Maybe it’s time that we talk about the real, updated facts and don’t rely on the older ones that tell us to sleep for 8 hours at least. The reality is: sleep is a very subjective phenomenon—it’s rather genetic. So if you can get away through the entire day with just a few hours of sleep, you are lucky. For someone like me, who is accustomed to sleep for only 4-5 hours a day, has to take some help from power naps. And this is how it works for me quite well. But for our kids, they don’t necessarily have to do this. They don’t have to compromise their sleep just for treading through social media. It’s not worth it. Sleeping less is different from depriving yourself of it. If your body asks for 7-8 hours of sleep a day, you have to get it, else you aren’t having enough sleep.
But in this read, we are going to talk about how teens’ use of social media is affecting their sleep patterns, which is something to worry about. In fact, a study by the University of Pittsburgh has revealed that people who are heavy users of social media are more likely to face sleep disturbances. However, the study wasn’t able to determine the cause and effect relationship, but rather just a positive correlation between social media use and sleep disturbances. So there is still a question that needs to be answered, i.e. is social media directly linked with sleep disturbances and deprivation? Or people already have sleep problems that make it difficult for them to sleep at night? This is a labyrinth that needs further research.
But the aforementioned isn’t the only study that has come up with a positive correlation between the two (sleep disturbances and social media use). Another research has found out that teens use of social media during their sleep hours tend to suffer from cognitive impairment and tiredness. A third study found out that teens ages between 11 and 17 are more likely to suffer from poor sleep quality, anxiety and lower self-esteem.
What’s the link between teens, sleep and depression?
As you can see there is a lot of literature available on how teens use of social media is ruining their mental health. But this isn’t the only downside of social media. High levels of internet usage also increases a teen’s exposure to cyberbullying.
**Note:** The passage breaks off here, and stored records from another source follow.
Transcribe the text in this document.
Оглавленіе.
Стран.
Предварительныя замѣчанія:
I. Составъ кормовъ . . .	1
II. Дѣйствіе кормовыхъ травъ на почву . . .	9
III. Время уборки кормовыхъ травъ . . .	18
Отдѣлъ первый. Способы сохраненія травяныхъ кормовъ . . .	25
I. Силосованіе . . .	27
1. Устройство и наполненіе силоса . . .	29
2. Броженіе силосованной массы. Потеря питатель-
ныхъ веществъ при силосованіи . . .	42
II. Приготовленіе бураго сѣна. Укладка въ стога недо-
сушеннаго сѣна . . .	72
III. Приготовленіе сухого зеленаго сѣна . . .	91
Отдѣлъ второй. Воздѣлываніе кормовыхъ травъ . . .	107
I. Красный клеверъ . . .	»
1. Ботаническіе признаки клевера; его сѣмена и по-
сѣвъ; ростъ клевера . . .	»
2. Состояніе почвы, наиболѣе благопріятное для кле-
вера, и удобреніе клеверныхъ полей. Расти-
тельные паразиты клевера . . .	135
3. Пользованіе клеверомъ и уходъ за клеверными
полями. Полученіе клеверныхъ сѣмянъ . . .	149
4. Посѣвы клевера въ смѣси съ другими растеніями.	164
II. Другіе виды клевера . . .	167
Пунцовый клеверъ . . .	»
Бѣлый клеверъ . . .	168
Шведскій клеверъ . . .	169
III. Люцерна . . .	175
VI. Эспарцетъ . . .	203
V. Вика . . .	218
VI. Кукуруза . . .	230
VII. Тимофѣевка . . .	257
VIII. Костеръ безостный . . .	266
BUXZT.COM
The relationship between sleep deprivation and depression has a reverse causality i.e. Both can affect each other. For example, if you don’t get quality sleep, you can feel depressed, and if you are already depressed, you may find it difficult to get a good night’s sleep. Though we would like to make it clear that researchers haven’t been able to determine a definite relationship between the two.
So what can parents do if their kids are always clung to their electronic devices?.
Be your kids’ role model
It’s important that parents understand how powerful role models they are for their kids. But disconnecting your kids from their electronic devices at night isn’t enough. You have to do the same! This can be done by enforcing electronic curfews for the entire family. Unfortunately, the exact contrary is happening these days as kids use their social media account during the later part of the day. This is when the screen glow from the electronic devices reduces the melatonin production and leads to interrupted sleep patterns.
What do you need to do? The solution is simple. Set a curfew one hour before their bedtime. We know it’s difficult but this is the crucial moment that decides if your child is going to sleep on time or not. What you can do is to have a family charging station where all the electronic devices are plugged-in at night. This could be any place that your child can’t access, unless you give them the permission to do so. Your bedroom could be that place.
Normally, doctors recommend kids ages between 14 and 17 to get at least 8-10 hours of sleep. However, we believe that it’s not really possible as teens have so many obligations like homework, extracurricular activities, sports, and of course a lot of socialising. But it’s necessary to understand the significance of this lifelong habit of sleeping properly and at the right time. Within just a few years, your kids will be on their own, and if they don’t have good habits now, they will have difficulties finding the balance between their work and other chores.
The reason why it’s necessary to cut-off a child’s access to social media an hour before going to
sleep is because social media interaction requires brain stimulation that doesn’t let them drift off to sleep. So it’s necessary that teens don’t use social media at night. We know kids don’t have the habit of reading or writing before going to bed, but these kinds of habits are healthy and beneficial for your children.
Overcoming FOMO
One reason why teens can’t alienate themselves from their cell phone and social media is because of the “fear of missing out” on important stuff, like a post, photo or some video. While adults prefer to stay off the radar, teens find it imperative to have social networking connections. It’s like juice for their brains and bodies, presumably. It’s terrible that kids consider these digital devices as an extension of their social lives, and if parents do anything to restrict their kids’ access to social media, it’s usually considered as a setback to their freedom.
So what can you do if your child is addicted to social media? We say abstinence is the solution and you can help your kids achieve that through these guidelines.
- Set rules for no-phone zones during night. Don’t let your kids put their phones on charge in their rooms.
- Wean yourself and your teens to stay away from electronic device at least an hour before going to sleep. You can start with 15 minutes and build up to 1 hour.
- Tell them to have other bedtime habits like reading or writing.
- Refrain your kids from checking their phones during night. This can be done by alienating them from their cell phones at night.
It’s vital for the parents to help their kids with social media obsession. Parents need to monitor their kids’ social media usage and sleep patterns. If not, this could have some catastrophic and far-reaching effects on their lives and overall health. Help your teens become more productive human beings—start with monitoring their sleep and social media.